Blog - Colossal-AI

Open-Sora:Sora Replication Solution with 46% Cost Reduction, Sequence Expansion to Nearly a Million

Written by Team | Mar 4, 2024 9:18:00 AM
OpenAI's Sora model, which pushes video generation technology to a new level, marks a new era of AI video generation technology. It can be widely used in movies, animation, games, advertising and other fields, providing content creators with more convenient and efficient creation tools.
 
Colossal-AI team first rapid open source Open-Sora, a complete Sora replication architecture solution, also reduces the training cost by 46% and expands the length of the model training input sequence to 819K patches.
 
 

Sora Algorithm Replication Scheme

In Sora's technical report, Sora uses a video compression network to compress video of various sizes into a sequence of spatial temporal patches in latent space, then uses a Diffusion Transformer for denoising, and finally decodes to generate video.
 
 
Open-Sora summarizes the training pipeline that Sora might use in the following diagram.

 

Currently, Open-Sora has covered:
  • Provide a complete Sora reproduction architecture solution, including the whole process from data processing to training and inference.
  • Supports dynamic resolution, training can directly train any resolution of the video, without scaling.
  • Supports multiple model structures. Since the actual model structure of Sora is unknown, we realize three common multimodal model structures such as adaLN-zero, cross attention, and in-context conditioning (token concat).
  • Supports multiple video compression methods. Users can choose to use original video, VQVAE (video native model), SD-VAE (image native model) for training.
  • Supports multiple parallel training optimizations. Including the AI large model system optimization capability combined with Colossal-AI, and hybrid sequence parallelism with Ulysses and FastSeq.

Performance Optimization

Unlike LLM with large models and activations, Sora-like training tasks are characterized by a small model(e.g., under 10B), but an exceptionally long sequence length due to video complexity. In this case, PyTorch data parallelism can no longer run, while traditional model parallelism and zero-redundancy data parallelism bring limited benefits. Therefore, on the basis of supporting scene optimization strategies such as AMP (FP16/BF16), Flash Attention, Gradient checkpointing, ZeRO-DP, etc., Open-Sora further introduces two different implementations of sequence parallelism methods, which can be used together with ZeRO to achieve hybrid parallelism:

 

  1. the more generalized Ulysses, which may perform better for small or long sequences.
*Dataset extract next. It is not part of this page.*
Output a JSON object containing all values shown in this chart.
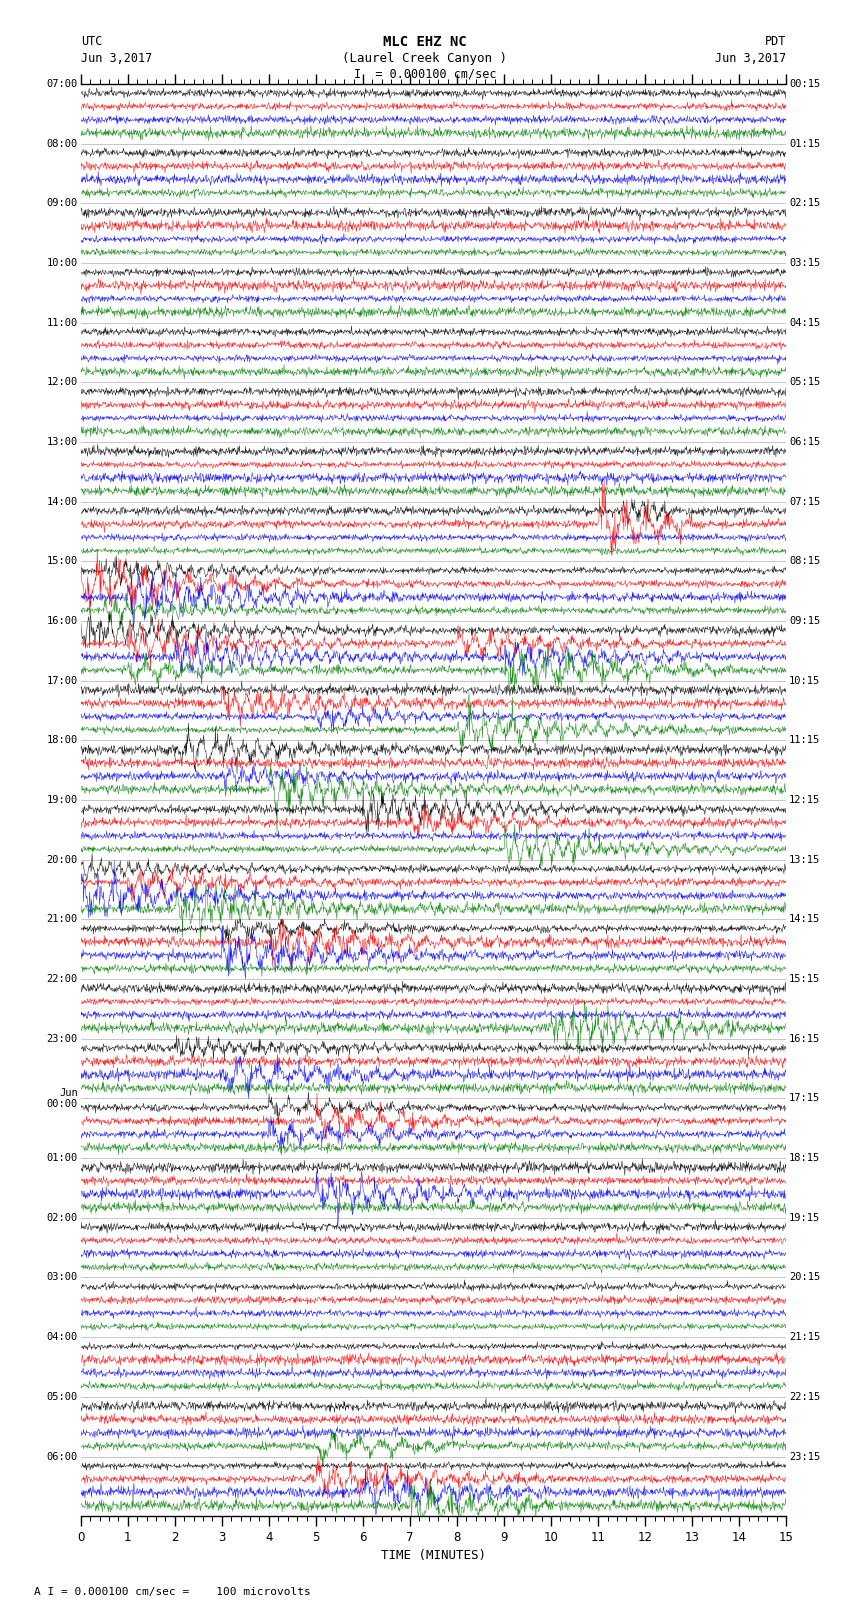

  1. FastSeq can overlap qkv projection computation and all-gather communication to further improve training efficiency by taking up just a little more memory.
Both of these sequence parallelization schemes can easily be used with Zero2 to achieve hybrid parallelism.
There is a performance benchmark using the DiT-XL/2 model on a H800 SXM 8*80GB GPU server.

 

At a sequence length of 600K, Open-Sora's solution offers more than 40% performance improvement and cost reduction over the baseline solution.

 

Open-Sora can also train 30% longer sequences up to 819K+ while guaranteeing faster training speeds.
 

Call for Co-construction

Open-Sora has built a performance-optimized Sora-like video generation model low-cost development solution, the future will continue to update and optimize.
Welcome the open-source community and other forces to jointly build, reproduce and surpass Sora, and provide convenient, easy-to-use, low-cost, and reliable open-source solutions for the video generation field, effectively promoting the implementation of AI technology in fields such as movies, games, and advertising.
 

 

References

Liu, Yixin, et al. "Sora: A Review on Background, Technology, Limitations, and Opportunities of Large Vision Models." arXiv preprint arXiv:2402.17177 (2024).
 
Peebles, William, and Saining Xie. "Scalable diffusion models with transformers." Proceedings of the IEEE/CVF International Conference on Computer Vision. 2023.
 
Li, Shenggui, et al. "Colossal-ai: A unified deep learning system for large-scale parallel training." Proceedings of the 52nd International Conference on Parallel Processing. 2023.
 
Jacobs, Sam Ade, et al. "Deepspeed ulysses: System optimizations for enabling training of extreme long sequence transformer models." arXiv preprint arXiv:2309.14509 (2023).